The bartender shrugged. He nodded toward the far side of the lounge. "He's over there. In the side room. Playing it big with some drunks."

Dee felt her spirits leap. Finally! She slapped some currency on the bar. "Thanks."

"What about your beer?"

A roid miner had passed out at the nearest table. Dee gestured in her direction. "Give it to her when she wakes up."

The bartender nodded and turned away.

Dee felt eyes follow her as she walked across the room. The sensation was nothing new. Some were curious, some wanted her body, and some were afraid.

They were like rabbits crouched in their burrows as the fox strolled by. They saw past the cloud of bright red hair, past the pretty face, all the way to the slug gun with reactive grips. They saw the way she moved, the way her eyes slid over their faces, and knew exactly what she was. A huntress, a self-employed killer, a bounty hunter.

They had nothing to fear however since Dee's attention was focused on other things. She had been sitting face-to-face with the Imperial consul when Cap spilled his guts to the media.

The consul had been interested,
very
interested, especially in the drifter. And why not? The ship was loaded with advanced technology, stuff years ahead of anything the Il Ronn had, and worth millions of credits.

The consul had studied the holo pix, viewed the vid tapes, and was just about to say something when an aide had slipped into the room. Words were whispered and a wall-sized vid screen appeared.

The consul was a small man, very dapper, and carefully manicured. He smiled. "Bear with us for a moment, Citizen Dee. It seems that channel twenty-three has some news of interest to us both."

So Dee had been forced to sit there, squirming in her seat, as Cap spilled everything he knew to a man with a carefully arranged smile. Everything but the actual location of the drifter. Somehow, some way, Cap had retained enough brains to keep mum about that.

But the damage was considerable. The consul was no fool. Why pay for something you can get for free? All he had to do was send some people after Cap, sweat him a bit, and wait for the information to pop out. And failing that he could reopen negotiations with Dee.

So Dee had left the consulate with two humans and a robot on her tail. It had taken a full hour to ditch all three of them, and by the time she called channel twenty-three, Cap had slipped away.
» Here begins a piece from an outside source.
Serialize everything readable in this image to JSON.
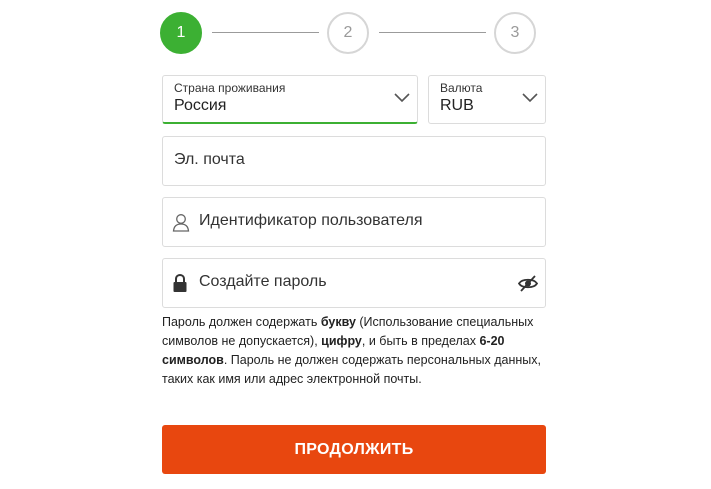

She got the impression that they were looking for him too.

And then, about two bars back—or was it three?—Dee had seen the special report. She'd been back in a corner, talking to a four-armed cyborg, when the feed came on-screen. A weird-looking camera shot that lurched up out of the sea, swept back and forth, and focused on Pik Lando. Dee saw Lando get to his feet, saw Melissa run, and knew that a bad situation had just turned worse.

Dee felt a troubling emptiness in the pit of her stomach. She'd gone after Pik herself a few months before, and had caught him too, but lost him in an ambush. She'd been wounded, and had nearly died, but Pik had pulled her through. Pik,

Melissa, the strange little cyborg who called himself "Cy Borg," and, yes, Cap. Without trying, without meaning to, she'd become part of a family.

So she cared about them and that made her stomach feel empty. That's the problem with loving people. It makes you vulnerable. Life or death can take them away.

Dee thought about Pik, thought about losing him, and knew it would hurt. If ever there had been a chance for a relationship it was with him. With a man who, in spite of his profession, was basically honest. With a man who fought for lost causes, took little girls under his wing, and was willing to risk his life for a bounty hunter he didn't even know.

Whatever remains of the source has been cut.